Einmaliges Schulprojekt in Sachsen-Anhalt
Die Klasse von Konrad ist einmalig in Sachsen-Anhalt. Sie gehört zur privaten Förderschule „Hans Klein“. Die Schule liegt am Rand von Belleben und bildet mit ihren mehreren Gebäuden eine Art Dorf im Dorf. Hierher kommen derzeit 107 Kinder, die Defizite in ihrer sozialen und emotionalen Entwicklung haben. Kinder also, deren Gefühlswelt so durcheinander geraten ist, dass sie einem normalen Unterricht nur schwer folgen können. In Belleben sollen sie nun lernen, wie man lernt.

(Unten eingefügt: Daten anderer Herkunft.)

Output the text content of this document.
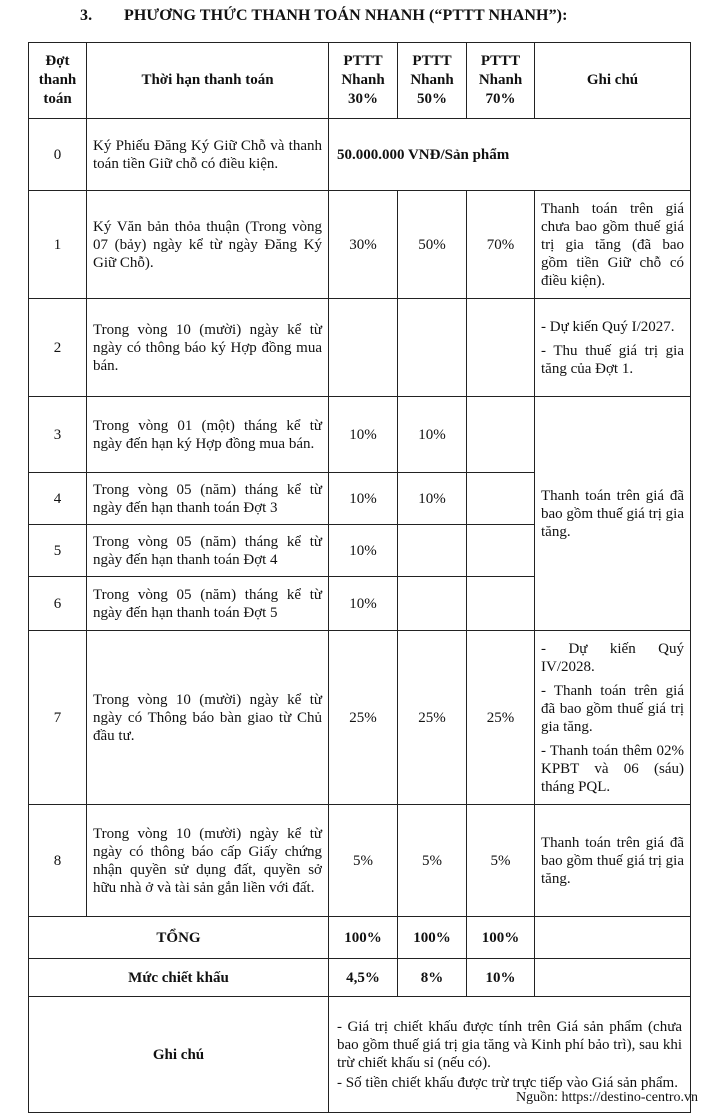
3. PHƯƠNG THỨC THANH TOÁN NHANH (“PTTT NHANH”):
Đợt thanh toán	Thời hạn thanh toán	PTTT Nhanh 30%	PTTT Nhanh 50%	PTTT Nhanh 70%	Ghi chú
0	Ký Phiếu Đăng Ký Giữ Chỗ và thanh toán tiền Giữ chỗ có điều kiện.	50.000.000 VNĐ/Sản phẩm			
1	Ký Văn bản thỏa thuận (Trong vòng 07 (bảy) ngày kể từ ngày Đăng Ký Giữ Chỗ).	30%	50%	70%	Thanh toán trên giá chưa bao gồm thuế giá trị gia tăng (đã bao gồm tiền Giữ chỗ có điều kiện).
2	Trong vòng 10 (mười) ngày kể từ ngày có thông báo ký Hợp đồng mua bán.				- Dự kiến Quý I/2027.

- Thu thuế giá trị gia tăng của Đợt 1.

3	Trong vòng 01 (một) tháng kể từ ngày đến hạn ký Hợp đồng mua bán.	10%	10%		Thanh toán trên giá đã bao gồm thuế giá trị gia tăng.
4	Trong vòng 05 (năm) tháng kể từ ngày đến hạn thanh toán Đợt 3	10%	10%		
5	Trong vòng 05 (năm) tháng kể từ ngày đến hạn thanh toán Đợt 4	10%			
6	Trong vòng 05 (năm) tháng kể từ ngày đến hạn thanh toán Đợt 5	10%			
7	Trong vòng 10 (mười) ngày kể từ ngày có Thông báo bàn giao từ Chủ đầu tư.	25%	25%	25%	- Dự kiến Quý IV/2028.

- Thanh toán trên giá đã bao gồm thuế giá trị gia tăng.

- Thanh toán thêm 02% KPBT và 06 (sáu) tháng PQL.

8	Trong vòng 10 (mười) ngày kể từ ngày có thông báo cấp Giấy chứng nhận quyền sử dụng đất, quyền sở hữu nhà ở và tài sản gắn liền với đất.	5%	5%	5%	Thanh toán trên giá đã bao gồm thuế giá trị gia tăng.
TỔNG		100%	100%	100%	
Mức chiết khấu		4,5%	8%	10%	
Ghi chú		- Giá trị chiết khấu được tính trên Giá sản phẩm (chưa bao gồm thuế giá trị gia tăng và Kinh phí bảo trì), sau khi trừ chiết khấu sỉ (nếu có).

- Số tiền chiết khấu được trừ trực tiếp vào Giá sản phẩm.			

Nguồn: https://destino-centro.vn
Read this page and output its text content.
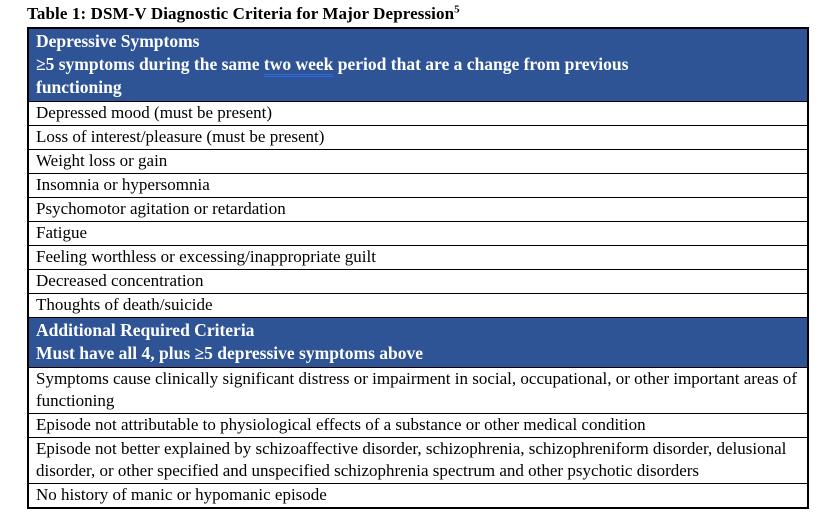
Table 1: DSM-V Diagnostic Criteria for Major Depression$^5$
Depressive Symptoms
≥5 symptoms during the same two week period that are a change from previous functioning

Depressed mood (must be present)
Loss of interest/pleasure (must be present)
Weight loss or gain
Insomnia or hypersomnia
Psychomotor agitation or retardation
Fatigue
Feeling worthless or excessing/inappropriate guilt
Decreased concentration
Thoughts of death/suicide

Additional Required Criteria
Must have all 4, plus ≥5 depressive symptoms above

Symptoms cause clinically significant distress or impairment in social, occupational, or other important areas of functioning
Episode not attributable to physiological effects of a substance or other medical condition
Episode not better explained by schizoaffective disorder, schizophrenia, schizophreniform disorder, delusional disorder, or other specified and unspecified schizophrenia spectrum and other psychotic disorders
No history of manic or hypomanic episode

Hanna etwa, deren Name ebenso wie alle folgenden Kindernamen geändert ist, leidet unter einem fetalen Alkoholsyndrom. Während der Schwangerschaft hat ihre Mutter Alkohol getrunken, was sich auf Hannas Entwicklung bis heute auswirkt. „Sie ist eineinhalb Jahren bei uns und hat erst jetzt begonnen, Wörter zu lesen“, sagt Lehrer Sebastian Konrad. Auch ihre Merkfähigkeit sei extrem gering. „Was sie gelernt hat, vergisst sie ziemlich schnell.“
2014 wurde die Spezialklasse in Belleben gegründet. „Wir merkten damals, dass es Schüler gibt, die zu keinerlei Unterricht in der Lage sind“, sagt René Nowak. Er ist der Schulleiter in Belleben, seit über 20 Jahren dabei. „Es geht um Kinder, die so heftige Traumata erlitten haben, dass man mit ihnen bei den grundlegenden Dingen anfangen muss“, erklärt Nowak. Statt am Lehrplan werde mit den Kindern an deren Gruppenfähigkeit, Konzentration oder Frustrationstoleranz gearbeitet. „Das steht im erst einmal Vordergrund.“
Förderschule für traumatisierte Kinder im Salzlandkreis: Rechenaufgaben im Sportunterricht
Um diese Fähigkeiten zu entwickeln, kümmern sich in der Integrationsklasse neben Lehrer Sebastian Konrad noch vier Betreuer um die acht Kinder. Viel Personal. Aber auch notwendiges Personal, wie sich bereits am Morgen zeigt. Da ist Sportunterricht, die Halle fünf Minuten zu Fuß entfernt. Die Kinder balancieren über Bänke, üben Vorwärtsrolle. Dabei stellt ihnen Konrad Rechenaufgaben. „In einer anderen Umgebung akzeptieren sie das besser“, sagt er. Und die Verknüpfung von Bewegung und Denken aktiviere zudem viele Hirnareale.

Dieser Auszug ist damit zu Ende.